Hanx’s founders have additionally encountered gender bias within the tech and enterprise worlds. Many different feminine founders in tech have reported struggling to draw investor curiosity; for example, femtech obtained solely 3% of all well being tech funding in 2020.
The truth that Hanx offers with intercourse provides one other problem attributable to vice clauses that limit the place a enterprise capitalist (VC) fund can make investments its cash. These restrictions often cowl areas similar to tobacco, weapons and intercourse.
Hanx has thus far raised about $2.1 million (1.8 million kilos), however Kabir has been shocked by the misogyny she has seen as a feminine founder. “We’ve been advised, ‘We’re two younger ladies, what can we find out about a male-dominated trade?’ And, ‘Are ladies actually going to purchase condoms?’ We’ve had all of it beneath the solar.”

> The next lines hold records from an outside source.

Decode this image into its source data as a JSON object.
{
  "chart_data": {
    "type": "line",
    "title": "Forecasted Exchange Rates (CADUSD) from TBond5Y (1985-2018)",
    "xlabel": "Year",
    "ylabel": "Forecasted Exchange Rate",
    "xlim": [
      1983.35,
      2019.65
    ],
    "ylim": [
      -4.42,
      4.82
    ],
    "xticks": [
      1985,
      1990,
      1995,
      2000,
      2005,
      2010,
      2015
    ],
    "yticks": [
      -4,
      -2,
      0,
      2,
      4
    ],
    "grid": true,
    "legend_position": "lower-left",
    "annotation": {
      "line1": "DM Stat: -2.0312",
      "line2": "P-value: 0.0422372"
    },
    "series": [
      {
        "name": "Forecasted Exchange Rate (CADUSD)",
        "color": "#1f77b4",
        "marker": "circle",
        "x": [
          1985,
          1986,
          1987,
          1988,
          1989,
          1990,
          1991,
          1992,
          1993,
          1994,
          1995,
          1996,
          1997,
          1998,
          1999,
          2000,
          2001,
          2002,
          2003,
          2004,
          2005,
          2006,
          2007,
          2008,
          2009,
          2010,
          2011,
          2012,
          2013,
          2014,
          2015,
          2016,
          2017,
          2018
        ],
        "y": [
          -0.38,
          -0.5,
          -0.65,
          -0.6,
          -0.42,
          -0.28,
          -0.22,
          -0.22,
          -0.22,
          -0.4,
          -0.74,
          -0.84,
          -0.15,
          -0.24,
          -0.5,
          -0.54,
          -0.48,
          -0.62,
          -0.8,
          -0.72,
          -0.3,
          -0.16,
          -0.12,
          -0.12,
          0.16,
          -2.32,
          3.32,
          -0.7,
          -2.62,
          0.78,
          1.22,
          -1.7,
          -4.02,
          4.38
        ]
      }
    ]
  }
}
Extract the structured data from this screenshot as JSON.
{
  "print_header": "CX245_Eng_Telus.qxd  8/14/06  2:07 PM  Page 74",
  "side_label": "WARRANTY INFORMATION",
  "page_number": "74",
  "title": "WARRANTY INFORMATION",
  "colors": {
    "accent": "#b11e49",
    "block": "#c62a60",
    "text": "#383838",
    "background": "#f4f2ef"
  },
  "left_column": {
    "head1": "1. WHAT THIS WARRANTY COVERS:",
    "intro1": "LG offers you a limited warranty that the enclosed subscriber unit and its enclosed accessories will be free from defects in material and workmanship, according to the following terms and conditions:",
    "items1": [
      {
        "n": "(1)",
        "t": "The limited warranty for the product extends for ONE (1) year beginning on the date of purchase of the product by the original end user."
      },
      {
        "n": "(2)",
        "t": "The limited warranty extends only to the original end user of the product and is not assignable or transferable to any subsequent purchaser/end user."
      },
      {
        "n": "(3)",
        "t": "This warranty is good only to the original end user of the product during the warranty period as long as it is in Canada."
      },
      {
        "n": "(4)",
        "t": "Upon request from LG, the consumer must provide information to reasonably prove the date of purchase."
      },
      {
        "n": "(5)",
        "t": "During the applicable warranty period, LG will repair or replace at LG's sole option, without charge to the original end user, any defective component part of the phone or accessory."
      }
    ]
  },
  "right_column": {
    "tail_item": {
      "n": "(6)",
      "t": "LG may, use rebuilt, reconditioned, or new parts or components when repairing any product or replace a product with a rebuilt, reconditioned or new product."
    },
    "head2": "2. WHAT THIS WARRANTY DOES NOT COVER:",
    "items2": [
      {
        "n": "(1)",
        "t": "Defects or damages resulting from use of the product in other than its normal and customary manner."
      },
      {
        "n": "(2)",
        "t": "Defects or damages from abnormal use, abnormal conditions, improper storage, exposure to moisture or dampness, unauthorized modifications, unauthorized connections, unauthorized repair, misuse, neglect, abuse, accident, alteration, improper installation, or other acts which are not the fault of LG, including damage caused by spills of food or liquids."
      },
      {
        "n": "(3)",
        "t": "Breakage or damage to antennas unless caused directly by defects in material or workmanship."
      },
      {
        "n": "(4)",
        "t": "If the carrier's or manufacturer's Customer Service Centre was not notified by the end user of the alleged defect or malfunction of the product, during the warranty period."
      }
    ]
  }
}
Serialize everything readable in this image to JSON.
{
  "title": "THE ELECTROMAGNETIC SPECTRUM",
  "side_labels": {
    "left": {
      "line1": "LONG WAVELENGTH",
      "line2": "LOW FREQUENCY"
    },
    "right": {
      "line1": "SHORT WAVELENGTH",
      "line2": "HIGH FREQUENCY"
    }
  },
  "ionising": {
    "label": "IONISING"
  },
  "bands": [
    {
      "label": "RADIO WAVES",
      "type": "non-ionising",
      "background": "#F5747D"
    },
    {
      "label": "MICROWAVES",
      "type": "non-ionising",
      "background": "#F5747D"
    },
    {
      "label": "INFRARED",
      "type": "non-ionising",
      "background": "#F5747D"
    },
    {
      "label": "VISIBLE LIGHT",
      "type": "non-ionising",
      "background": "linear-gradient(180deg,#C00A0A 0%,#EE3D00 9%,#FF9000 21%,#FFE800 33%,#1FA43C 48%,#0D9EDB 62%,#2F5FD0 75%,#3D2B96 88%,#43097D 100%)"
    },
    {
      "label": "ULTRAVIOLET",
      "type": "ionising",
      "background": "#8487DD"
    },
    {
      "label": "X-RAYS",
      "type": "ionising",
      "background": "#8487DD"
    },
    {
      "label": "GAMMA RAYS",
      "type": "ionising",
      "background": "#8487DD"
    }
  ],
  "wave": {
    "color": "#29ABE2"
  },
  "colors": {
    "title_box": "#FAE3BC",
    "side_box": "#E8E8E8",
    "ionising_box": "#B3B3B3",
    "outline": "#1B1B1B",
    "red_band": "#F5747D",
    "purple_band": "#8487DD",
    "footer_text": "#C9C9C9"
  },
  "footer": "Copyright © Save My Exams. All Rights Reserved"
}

Nonetheless, Hanx launched within the U.S. final 12 months and is looking for additional funding to scale the enterprise internationally. It has additionally widened its ambition to handle all elements of ladies’s well being journeys, from pleasure to fertility to menopause, in its content material and merchandise.
“Sarah and I regarded on the ladies’s well being house and located it’s not simply sexual well being that’s archaic. There’s no model that connects the milestones [of a woman’s life],” Kabir stated. “Girls want this greater than ever.”